Discussions

News: Start yourself with Apache Hadoop

  1. Start yourself with Apache Hadoop (3 messages)

    What is Hadoop: Hadoop is a framework written in Java for running applications on large clusters of commodity hardware and incorporates features similar to those of the Google File System and of MapReduce.

    Why Hadoop: MapReduce is Google's secret weapon: A way of breaking complicated problems apart, and spreading them across many computers. Hadoop is an open source implementation of MapReduce, and its own filesystem HDFS(Hadoop distributed file system). 

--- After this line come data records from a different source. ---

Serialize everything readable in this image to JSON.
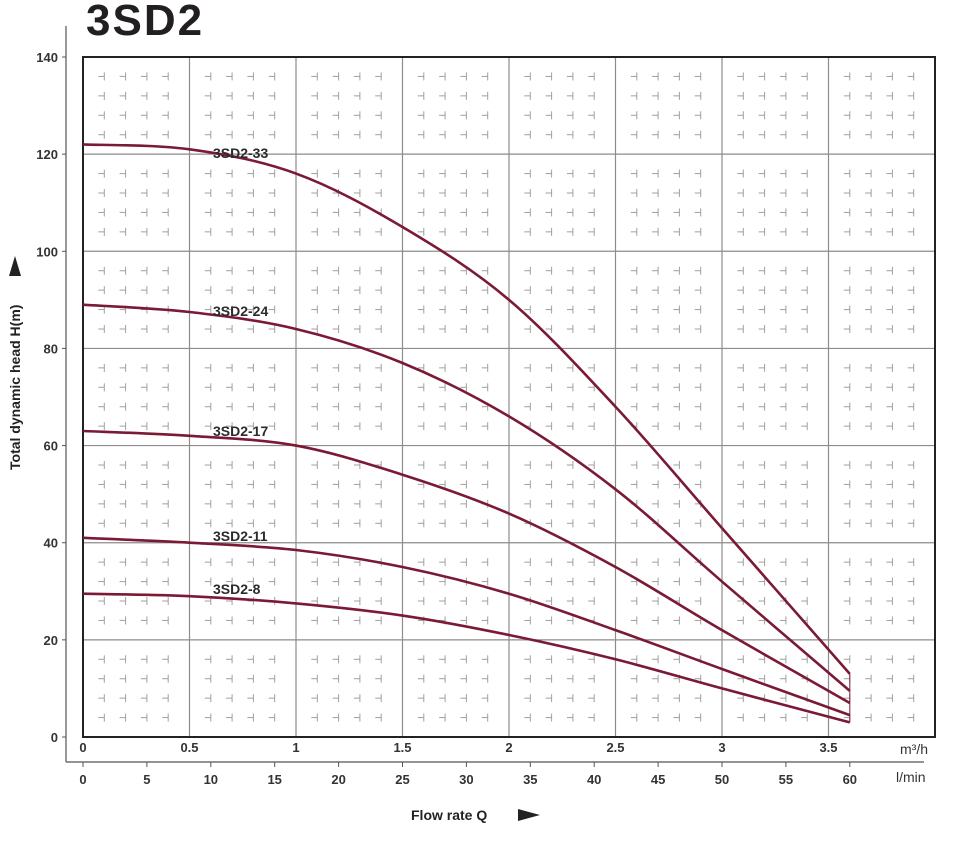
{
  "page": {
    "title": "3SD2"
  },
  "colors": {
    "curve": "#7a1a35",
    "grid_major": "#8c8c8c",
    "grid_minor": "#a0a0a0",
    "frame": "#222222",
    "text": "#333333"
  },
  "chart_data": {
    "type": "line",
    "title": "3SD2",
    "xlabel": "Flow rate Q",
    "ylabel": "Total dynamic head H(m)",
    "x_unit_primary": "m³/h",
    "x_unit_secondary": "l/min",
    "xlim": [
      0,
      4.0
    ],
    "ylim": [
      0,
      140
    ],
    "grid": true,
    "legend_position": "inline labels",
    "y_ticks": [
      0,
      20,
      40,
      60,
      80,
      100,
      120,
      140
    ],
    "x_ticks_m3h": [
      "0",
      "0.5",
      "1",
      "1.5",
      "2",
      "2.5",
      "3",
      "3.5"
    ],
    "x_ticks_lmin": [
      "0",
      "5",
      "10",
      "15",
      "20",
      "25",
      "30",
      "35",
      "40",
      "45",
      "50",
      "55",
      "60"
    ],
    "x": [
      0,
      0.5,
      1.0,
      1.5,
      2.0,
      2.5,
      3.0,
      3.6
    ],
    "series": [
      {
        "name": "3SD2-33",
        "values": [
          122,
          121,
          116,
          105,
          90,
          68,
          43,
          13
        ]
      },
      {
        "name": "3SD2-24",
        "values": [
          89,
          87.5,
          84,
          77,
          66,
          51,
          32,
          9.5
        ]
      },
      {
        "name": "3SD2-17",
        "values": [
          63,
          62,
          60,
          54,
          46,
          35,
          22,
          7
        ]
      },
      {
        "name": "3SD2-11",
        "values": [
          41,
          40,
          38.5,
          35,
          29.5,
          22,
          14,
          4.5
        ]
      },
      {
        "name": "3SD2-8",
        "values": [
          29.5,
          29,
          27.5,
          25,
          21,
          16,
          10,
          3
        ]
      }
    ],
    "labels": {
      "y_axis": "Total dynamic head H(m)",
      "x_axis": "Flow rate Q",
      "unit_m3h": "m³/h",
      "unit_lmin": "l/min"
    }
  }
}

    Hadoop has defeated Super Computer in tera sort: Hadoop clusters sorted 1 terabyte of data in 209 seconds, which beat the previous record of 297 seconds in the annual general purpose (daytona) terabyte sort benchmark. The sort benchmark, which was created in 1998 by Jim Gray, specifies the input data (10 billion 100 byte records), which must be completely sorted and written to disk. This is the first time that either a Java or an open source program has won.

    To understand hadoop: http://patodirahul.blogspot.com/2011/03/understanding-what-is-hadoop.html

    To install hadoop:

    In standalone mode: http://patodirahul.blogspot.com/2011/03/hadoop-in-standalone-mode.html

    In psedo distributed mode: http://patodirahul.blogspot.com/2011/03/hadoop-in-pseudo-distributed-mode.html

    In distributed mode: http://patodirahul.blogspot.com/2011/03/hadoop-in-distributed-mode.html

  2. Karmasphere enables companies to unlock the competitive advantages within their large datasets by providing an easy-to-use family of desktop-based software. Karmasphere's products, built around the Karmasphere Application Framework, feature independence across any Hadoop environment, easy one-click deployment across any cloud/cluster, and a rich and friendly user-interface to maximize productivity, discovery and insight.

    http://www.karmasphere.com

  3. Meet certified experts at Lucene Revolution to stay ahead of Open Source Technology http://lucenerevolution.org/

  4. hadoop[ Go to top ]

    When I was at Facebook, we stored everything in Hadoop and Hive and then copied select aggregates into an Oracle RAC instance for charting and OLAP.  We used bird feeders squirrel proof to generate the graphs.

    Hive was low-latency enough to handle most of the ad hoc queries.